Os membros do CNMP tiveram intensas discussões após a publicação da série de reportagens pelo site The Intercept Brasil explorando conversas de Dallagnol com outros membros do Ministério Público Federal (MPF) e com o ex-juiz, e atual ministro da Justiça, Sergio Moro. Quatro dos 14 integrantes do órgão encaminharam pedido para que a corregedoria investigue o procurador.

Dois destes foram indicados para compor o CNMP pelo Congresso, e outros dois pela Ordem dos Advogados do Brasil (OAB-BA). Eles avaliam que Dallagnol montou uma estratégia para permanecer com o processo do tríplex do Guarujá, no qual o ex-presidente Luiz Inácio Lula da Silva foi condenado a nove anos e seis meses de prisão.

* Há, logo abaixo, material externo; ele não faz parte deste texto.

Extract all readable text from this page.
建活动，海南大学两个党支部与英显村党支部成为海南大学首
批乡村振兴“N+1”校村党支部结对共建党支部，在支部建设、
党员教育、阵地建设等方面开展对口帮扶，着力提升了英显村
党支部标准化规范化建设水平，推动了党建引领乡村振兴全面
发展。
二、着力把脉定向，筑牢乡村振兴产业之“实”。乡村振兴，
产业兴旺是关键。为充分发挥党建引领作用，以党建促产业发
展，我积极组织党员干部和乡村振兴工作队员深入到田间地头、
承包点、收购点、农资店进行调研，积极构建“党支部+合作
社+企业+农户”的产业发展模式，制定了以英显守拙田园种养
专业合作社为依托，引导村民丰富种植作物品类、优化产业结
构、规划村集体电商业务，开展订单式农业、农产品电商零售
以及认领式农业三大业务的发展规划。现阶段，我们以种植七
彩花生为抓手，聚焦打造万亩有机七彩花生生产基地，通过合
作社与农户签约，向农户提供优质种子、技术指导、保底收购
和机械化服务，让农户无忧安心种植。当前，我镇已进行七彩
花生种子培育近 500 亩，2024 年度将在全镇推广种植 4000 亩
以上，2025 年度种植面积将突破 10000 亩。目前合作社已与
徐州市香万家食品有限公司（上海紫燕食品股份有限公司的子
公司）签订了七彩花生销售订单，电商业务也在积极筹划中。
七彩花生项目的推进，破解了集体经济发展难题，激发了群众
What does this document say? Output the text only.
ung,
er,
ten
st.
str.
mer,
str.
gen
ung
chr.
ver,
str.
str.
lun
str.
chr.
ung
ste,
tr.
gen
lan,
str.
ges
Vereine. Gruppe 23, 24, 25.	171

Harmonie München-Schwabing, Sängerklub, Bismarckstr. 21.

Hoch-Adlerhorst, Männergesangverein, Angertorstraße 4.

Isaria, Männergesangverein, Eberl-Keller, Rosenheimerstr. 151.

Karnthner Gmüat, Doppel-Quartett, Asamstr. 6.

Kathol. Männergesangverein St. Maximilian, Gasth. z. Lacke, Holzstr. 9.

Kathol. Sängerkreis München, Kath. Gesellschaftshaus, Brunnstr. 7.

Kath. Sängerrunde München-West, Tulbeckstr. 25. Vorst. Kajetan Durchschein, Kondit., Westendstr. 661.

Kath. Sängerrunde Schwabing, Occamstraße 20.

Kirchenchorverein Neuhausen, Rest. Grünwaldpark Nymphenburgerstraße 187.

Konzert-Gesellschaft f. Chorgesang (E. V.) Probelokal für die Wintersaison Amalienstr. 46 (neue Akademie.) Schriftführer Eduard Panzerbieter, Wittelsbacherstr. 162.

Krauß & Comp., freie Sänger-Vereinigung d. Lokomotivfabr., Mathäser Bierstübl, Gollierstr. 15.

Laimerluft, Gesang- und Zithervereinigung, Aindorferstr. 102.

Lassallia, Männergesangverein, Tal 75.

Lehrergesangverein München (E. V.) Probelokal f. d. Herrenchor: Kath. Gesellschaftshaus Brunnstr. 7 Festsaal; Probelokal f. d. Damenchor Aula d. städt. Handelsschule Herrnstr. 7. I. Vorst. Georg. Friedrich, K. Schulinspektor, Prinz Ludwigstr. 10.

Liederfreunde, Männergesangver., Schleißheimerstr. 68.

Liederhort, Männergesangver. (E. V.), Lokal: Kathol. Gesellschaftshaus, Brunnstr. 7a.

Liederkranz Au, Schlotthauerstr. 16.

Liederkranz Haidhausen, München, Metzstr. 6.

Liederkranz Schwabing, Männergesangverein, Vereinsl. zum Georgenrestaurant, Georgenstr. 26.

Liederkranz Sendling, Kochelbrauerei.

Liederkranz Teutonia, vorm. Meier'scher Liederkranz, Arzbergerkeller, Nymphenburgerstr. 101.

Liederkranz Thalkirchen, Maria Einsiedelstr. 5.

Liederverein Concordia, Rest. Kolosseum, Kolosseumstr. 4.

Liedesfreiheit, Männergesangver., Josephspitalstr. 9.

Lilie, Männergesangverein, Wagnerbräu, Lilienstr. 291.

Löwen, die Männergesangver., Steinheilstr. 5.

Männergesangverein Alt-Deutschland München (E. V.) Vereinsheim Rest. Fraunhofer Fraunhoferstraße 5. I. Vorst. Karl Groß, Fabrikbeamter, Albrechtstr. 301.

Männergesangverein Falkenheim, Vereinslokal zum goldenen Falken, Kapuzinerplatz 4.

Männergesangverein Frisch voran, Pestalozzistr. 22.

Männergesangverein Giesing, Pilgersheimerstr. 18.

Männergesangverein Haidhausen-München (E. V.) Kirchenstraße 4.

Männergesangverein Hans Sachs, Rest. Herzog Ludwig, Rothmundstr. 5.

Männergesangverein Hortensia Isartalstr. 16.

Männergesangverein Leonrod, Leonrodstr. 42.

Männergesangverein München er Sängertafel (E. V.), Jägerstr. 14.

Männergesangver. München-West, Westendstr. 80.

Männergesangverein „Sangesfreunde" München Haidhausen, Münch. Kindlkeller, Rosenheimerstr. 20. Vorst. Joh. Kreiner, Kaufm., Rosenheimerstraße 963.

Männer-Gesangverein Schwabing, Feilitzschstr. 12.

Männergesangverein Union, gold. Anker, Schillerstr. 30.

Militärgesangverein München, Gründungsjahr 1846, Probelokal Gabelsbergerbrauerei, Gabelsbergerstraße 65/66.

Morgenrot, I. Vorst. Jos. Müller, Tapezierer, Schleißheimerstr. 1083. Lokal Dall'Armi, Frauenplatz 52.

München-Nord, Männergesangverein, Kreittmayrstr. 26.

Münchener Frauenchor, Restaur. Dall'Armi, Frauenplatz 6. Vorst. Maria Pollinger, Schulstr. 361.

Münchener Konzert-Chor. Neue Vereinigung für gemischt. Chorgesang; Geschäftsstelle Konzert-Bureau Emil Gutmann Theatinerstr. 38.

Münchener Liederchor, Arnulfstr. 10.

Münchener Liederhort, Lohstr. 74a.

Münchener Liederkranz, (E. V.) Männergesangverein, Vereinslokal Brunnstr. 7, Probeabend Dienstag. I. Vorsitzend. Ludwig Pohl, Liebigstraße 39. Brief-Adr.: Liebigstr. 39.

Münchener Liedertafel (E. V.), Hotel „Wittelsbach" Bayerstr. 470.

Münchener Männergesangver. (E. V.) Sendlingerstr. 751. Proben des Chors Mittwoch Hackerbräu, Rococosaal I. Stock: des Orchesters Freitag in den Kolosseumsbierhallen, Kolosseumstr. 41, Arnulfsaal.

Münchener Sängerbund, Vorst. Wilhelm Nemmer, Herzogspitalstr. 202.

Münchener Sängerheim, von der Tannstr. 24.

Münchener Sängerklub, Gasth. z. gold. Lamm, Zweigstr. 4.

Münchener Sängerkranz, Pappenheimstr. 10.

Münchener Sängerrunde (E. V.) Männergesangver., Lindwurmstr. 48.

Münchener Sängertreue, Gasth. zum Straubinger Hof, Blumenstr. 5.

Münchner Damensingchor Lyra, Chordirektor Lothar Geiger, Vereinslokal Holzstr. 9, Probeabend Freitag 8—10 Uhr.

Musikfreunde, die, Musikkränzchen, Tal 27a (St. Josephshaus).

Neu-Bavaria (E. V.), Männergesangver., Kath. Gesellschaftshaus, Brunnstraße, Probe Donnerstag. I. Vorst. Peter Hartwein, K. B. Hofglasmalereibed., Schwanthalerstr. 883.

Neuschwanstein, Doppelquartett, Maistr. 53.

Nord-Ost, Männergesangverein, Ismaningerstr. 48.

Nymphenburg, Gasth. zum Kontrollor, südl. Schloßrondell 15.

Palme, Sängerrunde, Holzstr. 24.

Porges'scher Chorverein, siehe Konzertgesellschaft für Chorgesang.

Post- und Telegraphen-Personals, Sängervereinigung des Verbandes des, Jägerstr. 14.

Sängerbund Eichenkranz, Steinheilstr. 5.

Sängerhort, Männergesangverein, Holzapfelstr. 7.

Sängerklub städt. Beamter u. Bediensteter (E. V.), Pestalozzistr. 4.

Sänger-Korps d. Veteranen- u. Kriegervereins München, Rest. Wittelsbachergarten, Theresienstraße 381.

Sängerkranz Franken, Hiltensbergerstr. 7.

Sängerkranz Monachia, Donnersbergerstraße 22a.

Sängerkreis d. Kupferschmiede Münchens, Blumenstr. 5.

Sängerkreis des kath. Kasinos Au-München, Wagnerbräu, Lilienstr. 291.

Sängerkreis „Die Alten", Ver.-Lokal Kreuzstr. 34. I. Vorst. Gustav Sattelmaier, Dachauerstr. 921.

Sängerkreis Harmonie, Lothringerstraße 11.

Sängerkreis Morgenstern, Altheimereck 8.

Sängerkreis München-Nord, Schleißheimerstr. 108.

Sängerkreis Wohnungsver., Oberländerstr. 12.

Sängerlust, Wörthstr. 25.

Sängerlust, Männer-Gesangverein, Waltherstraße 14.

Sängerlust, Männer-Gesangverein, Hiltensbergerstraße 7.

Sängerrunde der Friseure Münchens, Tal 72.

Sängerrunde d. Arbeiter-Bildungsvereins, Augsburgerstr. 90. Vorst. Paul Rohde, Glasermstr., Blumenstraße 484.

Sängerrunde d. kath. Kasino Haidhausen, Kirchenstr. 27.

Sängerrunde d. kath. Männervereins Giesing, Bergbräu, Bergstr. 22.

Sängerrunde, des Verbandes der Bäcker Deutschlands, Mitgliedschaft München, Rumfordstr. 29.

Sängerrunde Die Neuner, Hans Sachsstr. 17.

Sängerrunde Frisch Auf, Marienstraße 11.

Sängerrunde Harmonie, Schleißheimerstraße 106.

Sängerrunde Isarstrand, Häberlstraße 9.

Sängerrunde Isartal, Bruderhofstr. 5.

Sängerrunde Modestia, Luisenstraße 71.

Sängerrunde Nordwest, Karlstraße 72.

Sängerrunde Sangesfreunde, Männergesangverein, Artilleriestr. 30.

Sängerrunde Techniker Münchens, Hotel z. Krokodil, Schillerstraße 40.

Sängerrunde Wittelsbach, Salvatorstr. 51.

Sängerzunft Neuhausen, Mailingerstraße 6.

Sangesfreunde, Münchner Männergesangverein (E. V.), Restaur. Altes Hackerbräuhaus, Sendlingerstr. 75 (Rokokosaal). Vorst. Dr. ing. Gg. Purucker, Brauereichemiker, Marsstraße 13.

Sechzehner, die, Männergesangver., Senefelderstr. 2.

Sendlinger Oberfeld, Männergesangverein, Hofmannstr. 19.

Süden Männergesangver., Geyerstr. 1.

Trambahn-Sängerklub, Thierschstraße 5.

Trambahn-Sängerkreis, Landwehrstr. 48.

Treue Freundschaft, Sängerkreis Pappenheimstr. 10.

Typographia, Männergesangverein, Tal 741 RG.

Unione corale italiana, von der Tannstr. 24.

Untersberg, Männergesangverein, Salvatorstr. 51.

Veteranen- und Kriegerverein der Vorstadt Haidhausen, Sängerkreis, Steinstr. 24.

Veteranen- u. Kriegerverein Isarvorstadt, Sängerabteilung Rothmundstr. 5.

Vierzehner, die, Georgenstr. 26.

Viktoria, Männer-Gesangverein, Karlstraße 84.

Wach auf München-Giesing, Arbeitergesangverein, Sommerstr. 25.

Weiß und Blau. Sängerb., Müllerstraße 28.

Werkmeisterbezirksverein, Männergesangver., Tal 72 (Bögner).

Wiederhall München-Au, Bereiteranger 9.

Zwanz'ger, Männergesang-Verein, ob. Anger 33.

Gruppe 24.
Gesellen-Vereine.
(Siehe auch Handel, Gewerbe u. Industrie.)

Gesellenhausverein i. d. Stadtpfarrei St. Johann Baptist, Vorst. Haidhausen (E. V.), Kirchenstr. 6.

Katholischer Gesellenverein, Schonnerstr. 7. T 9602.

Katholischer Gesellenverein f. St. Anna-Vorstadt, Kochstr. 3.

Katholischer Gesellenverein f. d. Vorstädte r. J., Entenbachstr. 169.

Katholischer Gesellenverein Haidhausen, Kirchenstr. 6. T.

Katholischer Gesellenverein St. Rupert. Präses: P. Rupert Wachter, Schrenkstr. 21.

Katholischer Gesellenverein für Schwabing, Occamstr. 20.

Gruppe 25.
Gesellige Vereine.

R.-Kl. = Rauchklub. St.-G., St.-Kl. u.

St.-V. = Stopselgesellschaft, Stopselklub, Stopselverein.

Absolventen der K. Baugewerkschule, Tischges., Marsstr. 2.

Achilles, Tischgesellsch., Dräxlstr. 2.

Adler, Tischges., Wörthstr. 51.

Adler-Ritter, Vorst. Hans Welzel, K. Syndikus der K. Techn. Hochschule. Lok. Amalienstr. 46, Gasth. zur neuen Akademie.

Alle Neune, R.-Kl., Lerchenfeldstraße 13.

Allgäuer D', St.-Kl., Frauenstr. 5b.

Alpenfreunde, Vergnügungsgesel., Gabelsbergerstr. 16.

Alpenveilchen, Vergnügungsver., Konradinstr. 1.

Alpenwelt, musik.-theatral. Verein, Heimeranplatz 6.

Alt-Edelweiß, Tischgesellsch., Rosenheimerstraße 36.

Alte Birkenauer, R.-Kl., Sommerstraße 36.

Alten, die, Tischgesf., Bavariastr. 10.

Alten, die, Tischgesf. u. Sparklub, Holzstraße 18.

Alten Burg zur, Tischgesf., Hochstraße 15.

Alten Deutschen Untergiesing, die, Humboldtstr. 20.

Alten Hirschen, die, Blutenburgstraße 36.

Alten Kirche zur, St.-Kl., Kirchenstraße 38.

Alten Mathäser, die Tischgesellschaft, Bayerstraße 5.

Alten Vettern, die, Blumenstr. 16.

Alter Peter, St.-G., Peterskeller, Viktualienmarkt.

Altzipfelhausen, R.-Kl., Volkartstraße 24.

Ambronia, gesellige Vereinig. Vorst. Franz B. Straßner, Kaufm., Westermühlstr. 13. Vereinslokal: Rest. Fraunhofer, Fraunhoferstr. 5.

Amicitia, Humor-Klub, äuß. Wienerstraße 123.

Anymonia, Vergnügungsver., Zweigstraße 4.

Ao fazer esta movimentação, Dallagnol teria ferido o princípio do promotor natural, que o proibiria de escolher os casos que quer investigar. Por outro lado, os demais integrantes, que representam Ministérios Públicos estaduais e a União, se mostraram pouco favoráveis a uma averiguação. Os conselheiros indicados Supremo Tribunal Federal (STF) e pelo Superior Tribunal de Justiça (STJ) estão entre os que preferiram se abster do debate.